Nous avons raccroché et sommes restés silencieux pendant un moment.

Fanny me regardait fixement. Ses yeux ont d’abord exprimé une profonde détresse. Son visage semblait s’effondrer sous mes yeux. Je m’attendais à une crise de démence mais je me trompais sur la nature de celle-ci. Il y eut un déclic, une seconde pendant laquelle le désespoir fit place à la colère. Les yeux qui me transperçaient se mire à briller. La détermination qui les animait soudain était un peu effrayante et je savais qu’il serait inutile de résister. Elle me plaqua sur le dos et arracha ma ceinture d’un geste vif et précis. Mon slip se volatilisa de lui-même. A califourchon sur mon corps maté, elle se mit à hurler :

-          COLONEL STEPANOVICH, JE VAIS VOUS BAISER QUE VOUS LE VOULIEZ OU NON. LA DESERTION N’EST PAS UNE OPTION. TU VAS FAIRE TON TRAVAIL, CAMARADE ! ET JE VEUX JOUIR, TU M’ENTENDS ? JE NE VEUX PAS SEULEMENT QUE TU ME BESOGNES A LA SAUVETTE : JE T’ORDONNE DE ME DONNER UN ORGASME ! SUR LE CHAMP !

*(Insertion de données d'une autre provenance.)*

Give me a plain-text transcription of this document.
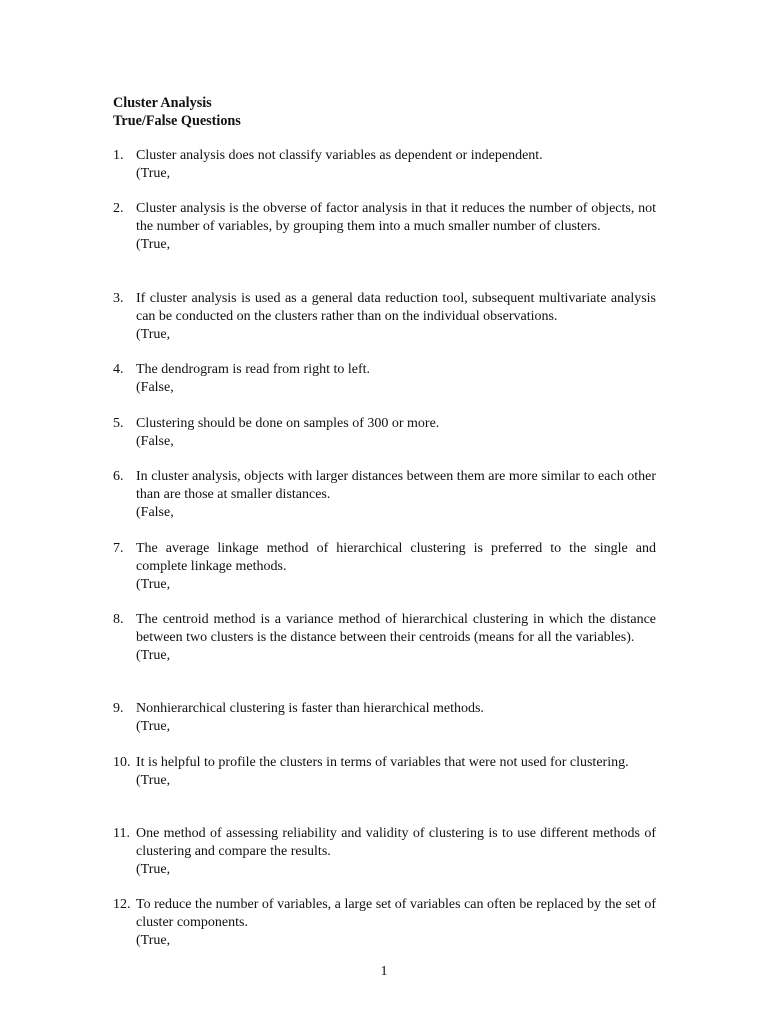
Cluster Analysis
True/False Questions
1. Cluster analysis does not classify variables as dependent or independent.
(True,
2. Cluster analysis is the obverse of factor analysis in that it reduces the number of objects, not the number of variables, by grouping them into a much smaller number of clusters.
(True,
3. If cluster analysis is used as a general data reduction tool, subsequent multivariate analysis can be conducted on the clusters rather than on the individual observations.
(True,
4. The dendrogram is read from right to left.
(False,
5. Clustering should be done on samples of 300 or more.
(False,
6. In cluster analysis, objects with larger distances between them are more similar to each other than are those at smaller distances.
(False,
7. The average linkage method of hierarchical clustering is preferred to the single and complete linkage methods.
(True,
8. The centroid method is a variance method of hierarchical clustering in which the distance between two clusters is the distance between their centroids (means for all the variables).
(True,
9. Nonhierarchical clustering is faster than hierarchical methods.
(True,
10. It is helpful to profile the clusters in terms of variables that were not used for clustering.
(True,
11. One method of assessing reliability and validity of clustering is to use different methods of clustering and compare the results.
(True,
12. To reduce the number of variables, a large set of variables can often be replaced by the set of cluster components.
(True,
1
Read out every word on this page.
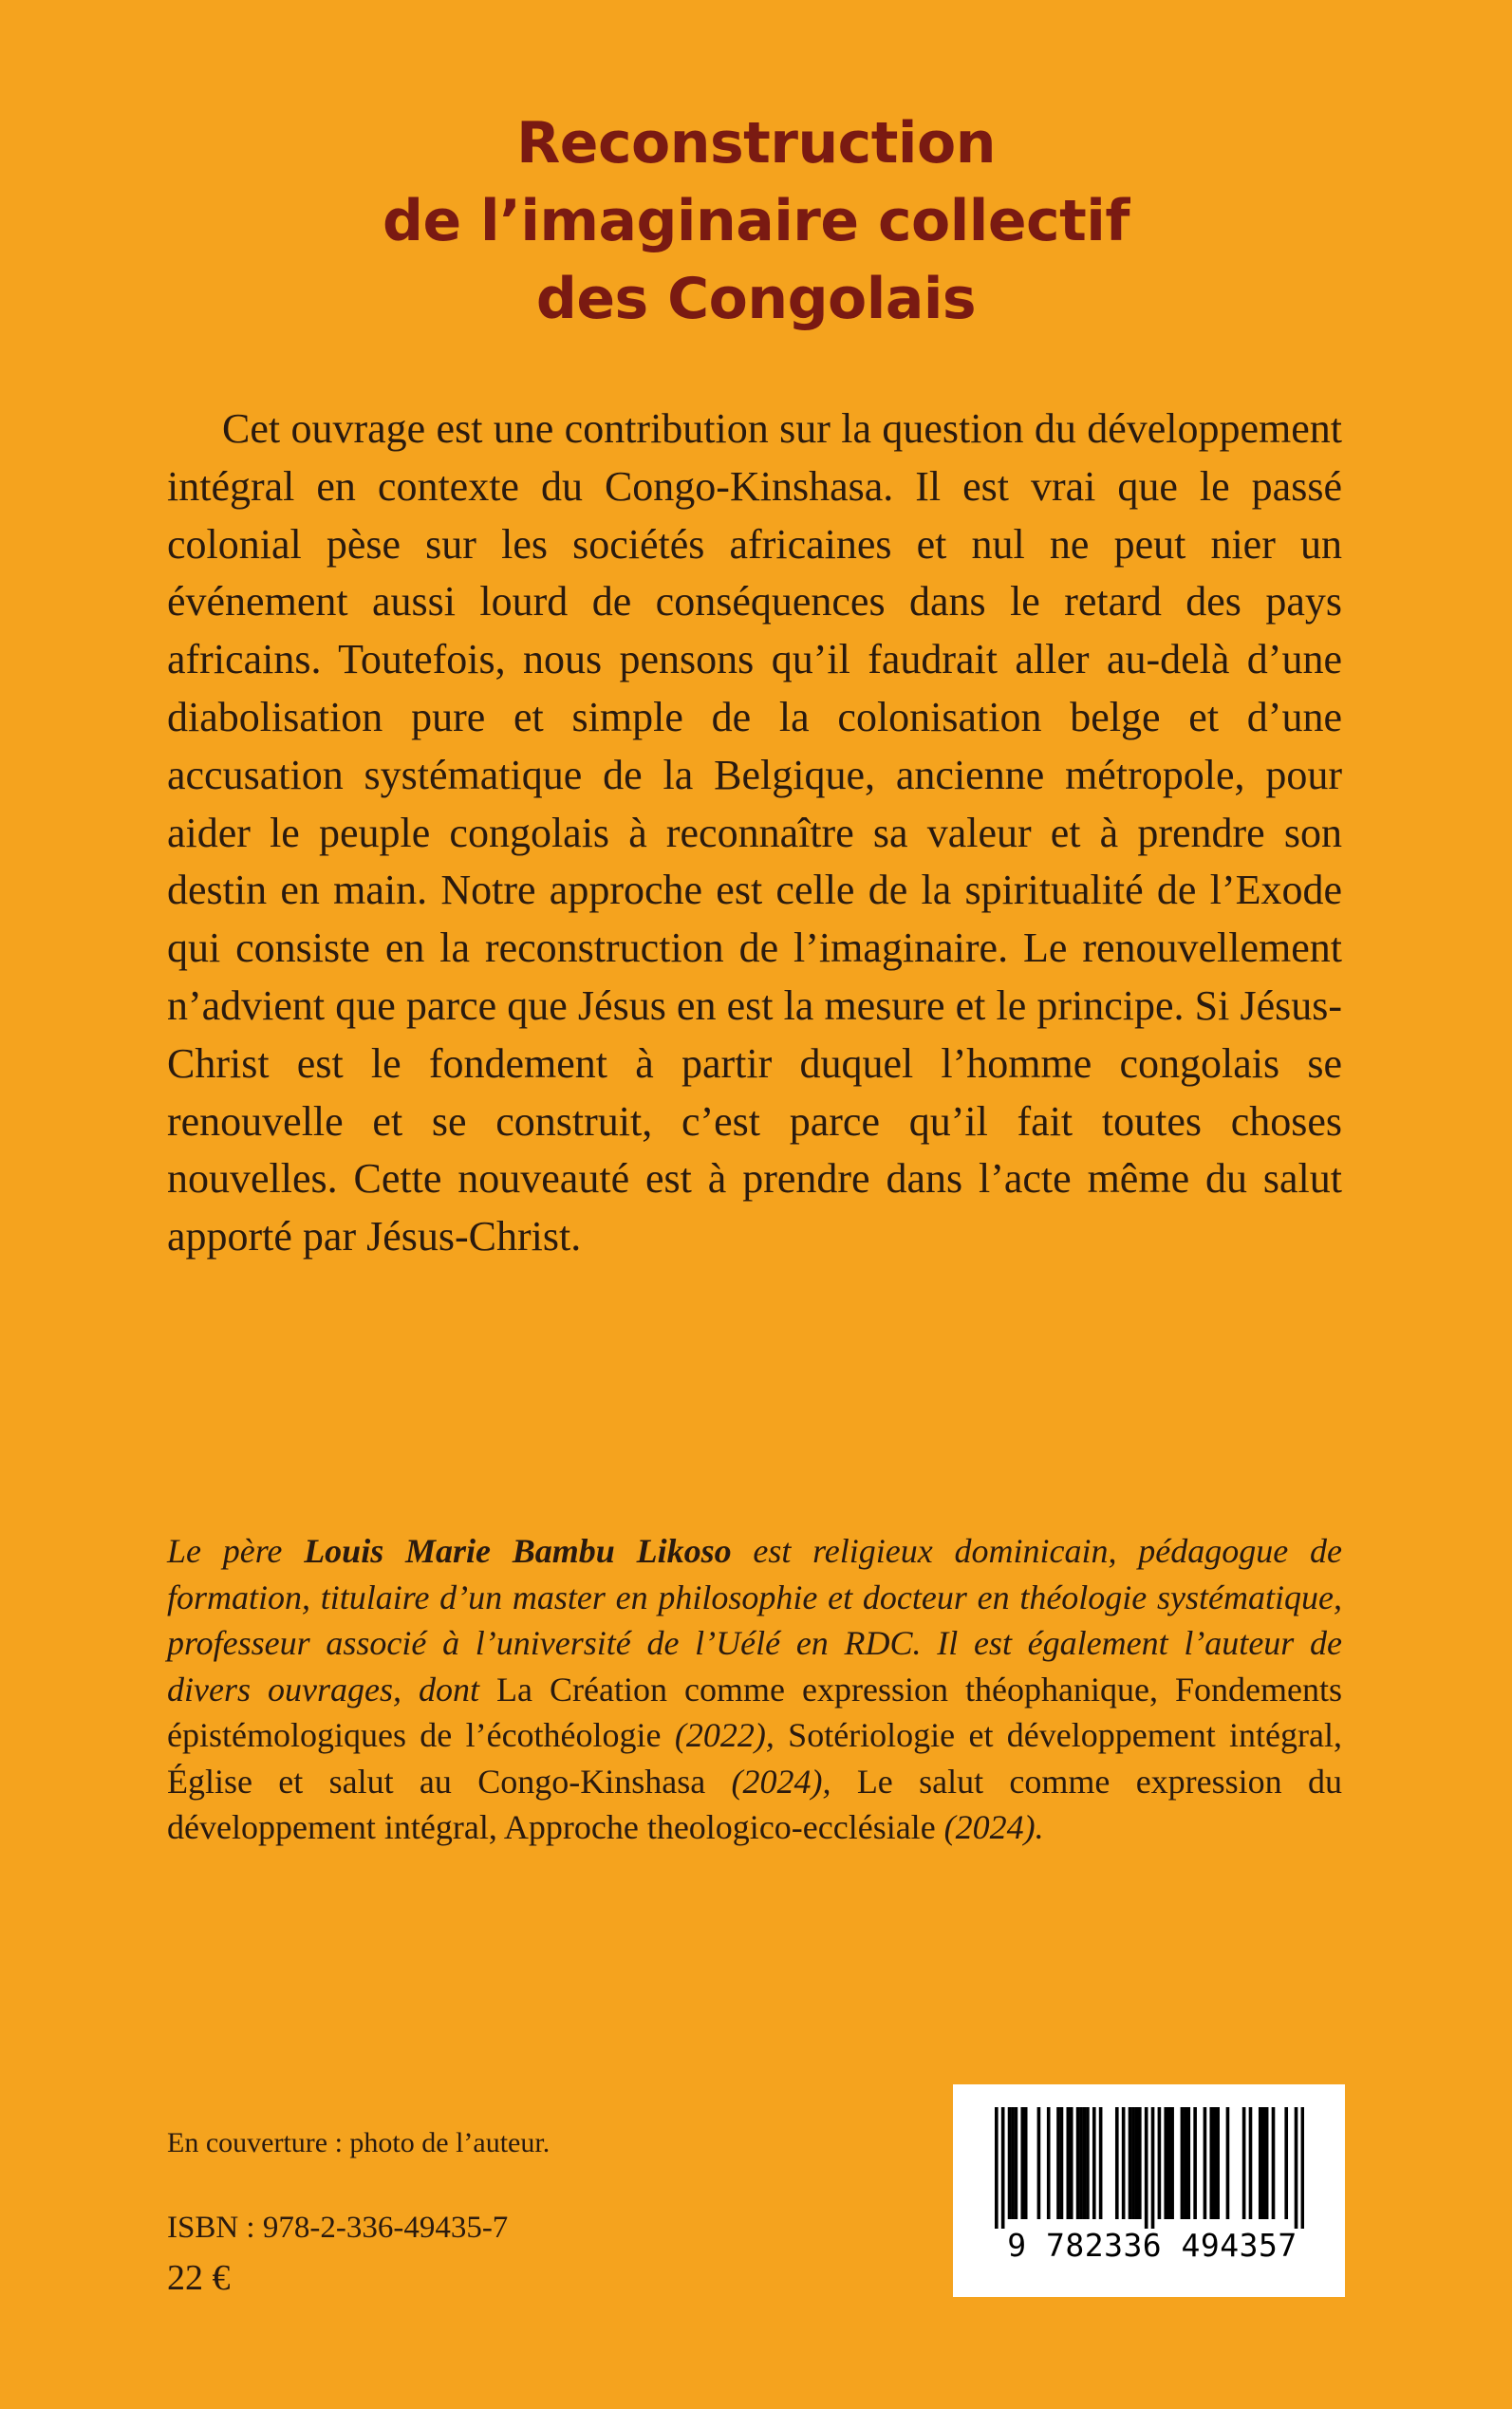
Reconstruction
de l’imaginaire collectif
des Congolais

Cet ouvrage est une contribution sur la question du développement intégral en contexte du Congo-Kinshasa. Il est vrai que le passé colonial pèse sur les sociétés africaines et nul ne peut nier un événement aussi lourd de conséquences dans le retard des pays africains. Toutefois, nous pensons qu’il faudrait aller au-delà d’une diabolisation pure et simple de la colonisation belge et d’une accusation systématique de la Belgique, ancienne métropole, pour aider le peuple congolais à reconnaître sa valeur et à prendre son destin en main. Notre approche est celle de la spiritualité de l’Exode qui consiste en la reconstruction de l’imaginaire. Le renouvellement n’advient que parce que Jésus en est la mesure et le principe. Si Jésus-Christ est le fondement à partir duquel l’homme congolais se renouvelle et se construit, c’est parce qu’il fait toutes choses nouvelles. Cette nouveauté est à prendre dans l’acte même du salut apporté par Jésus-Christ.

Le père Louis Marie Bambu Likoso est religieux dominicain, pédagogue de formation, titulaire d’un master en philosophie et docteur en théologie systématique, professeur associé à l’université de l’Uélé en RDC. Il est également l’auteur de divers ouvrages, dont La Création comme expression théophanique, Fondements épistémologiques de l’écothéologie (2022), Sotériologie et développement intégral, Église et salut au Congo-Kinshasa (2024), Le salut comme expression du développement intégral, Approche theologico-ecclésiale (2024).

En couverture : photo de l’auteur.
ISBN : 978-2-336-49435-7
22 €
9 782336 494357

-          POUR MA PATRIE, JE LE FERAI ANNA ANDREIPOV !

J’étais plus excité que jamais, sans savoir précisément à quoi attribuer ce brusque retour de ma virilité. Nous avons lutté pendant un temps considérable (bien au-delà des cinq minutes réglementaires, Madame la gynécologue). Je prenais un pied inhumain, réalisant trop tard à côté de quoi j’étais passé ces six derniers mois.

-          JE T AIME ANNA ANDREIPOV. TU LE SAIS, CA ?… COMBIEN JE T’AIME ?

-          AHH ! OUI, STEPANOVICH !… DITES-LE ENCORE… HAN !... MON COLONEL, MON COLONELLLL !!

-          ANNAAAAAHHHHAAAHH…. VOUS ETES BELLE ! … VOUS ETES BONNE ! VIENS !

-          JE SUIS LA… OUHHH… J ARRIIIIIIIIVVE….

Raoul nous a également prévenus de son arrivée, presque dans la foulée. Les contractions ont commencé immédiatement après nos retrouvailles. J’ai appelé un taxi et nous avons continué à nous tripoter sur la banquette arrière. On voulait vraiment être certains. Une fois installés dans la salle de travail, la sage femme m’a demandé si je souhaitais rester mais comme Fanny avait planqué la clef des menottes, c’était une question de pure forme. Le prêtre dépêché par le Vatican pour constater l’apparition miraculeuse des nichons est arrivé juste à temps pour le premier cri de l’enfant. Ces gens-là ne sont pas aux pièces, c’est le moins qu’on puisse dire. Nous en avons profité pour faire baptiser notre loupiot, un mâle de six kilos huit cents qui portait déjà les cheveux longs et une fine moustache.

-          Raoul ? me demanda Fanny avec un sourire fatigué.

-          Raoul, répondis-je avec fierté.

Le prêtre s’est penché sur le nourrisson et lui a versé une giclée d’arrosoir de poche, juste sur le coin de la gueule.

Amen.

Fanny a parfaitement récupéré de sa grossesse. Ensemble, avec courage et dignité, nous avons fait le deuil de ses seins (dont je conserve une photographie d’identité dans mon portefeuille).

Le manuscrit de mon roman, « Colonel Stepanovich, opération taïga », est toujours dans les tiroirs de nombreux éditeurs, poursuivant sa gestation.

Raoul est aujourd’hui propriétaire d’un pavillon d’auto-tamponneuses.